Cody Allen flew through the Indians minor league system with no regard for human life. Or, at least, he did so without regard for the other pitchers he was competing with to get to the big leagues, as he made his MLB debut just 13 months after he signed his first professional contract. Some guys spend 13 years in the minors and never sniff the big leagues, but that’s because none of them have Allen’s stuff: a hard, vicious fastball, complimented (or complimenting, depending on how you look at it) by his devastating curveball.

Allen is still only twenty-five. He has a little over two years of service time for the Indians and has already become the present-day closer, and will likely be the closer for years to come: he has shown no signs of being anything but a dominant reliever, and is having a career-year, a year in which he was promoted to closer in the first half of the season.

Sure, his BABIP is .262 while the league average is at .295. His 1.71 ERA also belies his 2.79 FIP, and his 7.9% HR/FB rate is slightly lower than the league average (9.6%), so it seems like a safe bet that Allen’s stingy numbers will regress at some point. But even if Allen’s ERA matched his FIP — and I have to say, I’m mystified that his “fielding independent pitching” is worse than his ERA when the Indians have the worst defense in the league and play in a stadium that only slightly favors pitchers — a 2.79 ERA is just fine for a closer, particularly if you ask Indians fans, who have had the displeasure of watching the likes of Joe Borowski, Kerry Wood, and Chris Perez close out games over the last decade.

But Allen has two things working in his favor, and I’m not talking about his fastball and curveball in this case, though they are the vehicles with which he is able to strike out nearly 12 batters per 9 innings, which keeps his strand-rate at a whopping 83.3 percent. That’s a full 10 percentage points higher than the league average. This is not unsustainable, and is utterly consistent with his career strand-rate of 82.6%.

In last night’s game, Allen showed off his ability to strike people out and strand runners on base in the eight inning. Two outs, runners at second and third, and Avisail Garcia came to the dish. With the count full, Allen decided to come right after the righty, challenging him with a fastball, out and over the plate:

Cody Allen Fastball

Allen sat Garcia down with what appears to be a devastating four-seam fastball. He is saying: “Here it is, 96. See if you can hit it, big guy.” Of course, Garcia had already seen two of Allen’s curveballs, and knew he couldn’t fixate on one pitch. Because Allen’s curveball is really, really filthy, but more on that later.
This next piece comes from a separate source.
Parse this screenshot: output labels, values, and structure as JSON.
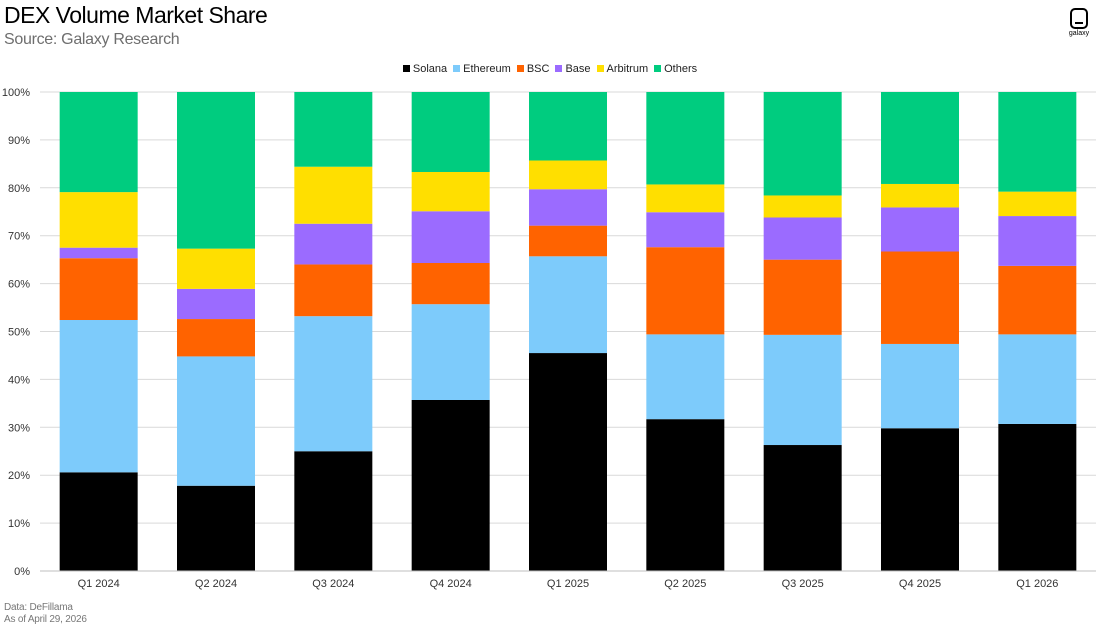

The first batter in the top of 9th was Conor Gillaspie. He took a fastball down the middle, tried to check his swing at a curveball, and then Allen climbed the ladder on him:



YAKKA. Allen’s next victim was Tyler “Free-swingin'” Flowers. Again, Allen went to the fastball, as the pitch before had been a curveball in the dirt:


No soup for you, Mr. Flowers. Finally, we get to see just how silly Allen’s bender can make you look. The last batter of the game was Dayan Viciedo, and on a 1-2 count, Allen threw this nasty thing:

Allen-Viciedo GIF

Poor Viciedo. Thank God nobody actually goes to White Sox games, otherwise that wayward bat might have hurt somebody in the stands.

For those scoring at home, Cody Allen struck out the last four batters of the game, stranded two runners and recorded a four-out save. (I should note that Allen faced five batters total, the first of which singled on a blooper to right field that plated an inherited runner).

Many closers rely on just two pitches, because they never face a batter more than once in a game and it is not necessary to have a bevy of pitches to keep hitters off balance. Allen is no different. What makes Allen an elite closer, however, is that both of his two pitches are excellent. He can get strikeouts with either, which means he can strand runners on base (should they ever get on base). That creates a lot of scoreless frames late in games, and it means Cody Allen just might be the Indians closer for a long time to come.

After all, the kid is just twenty-five.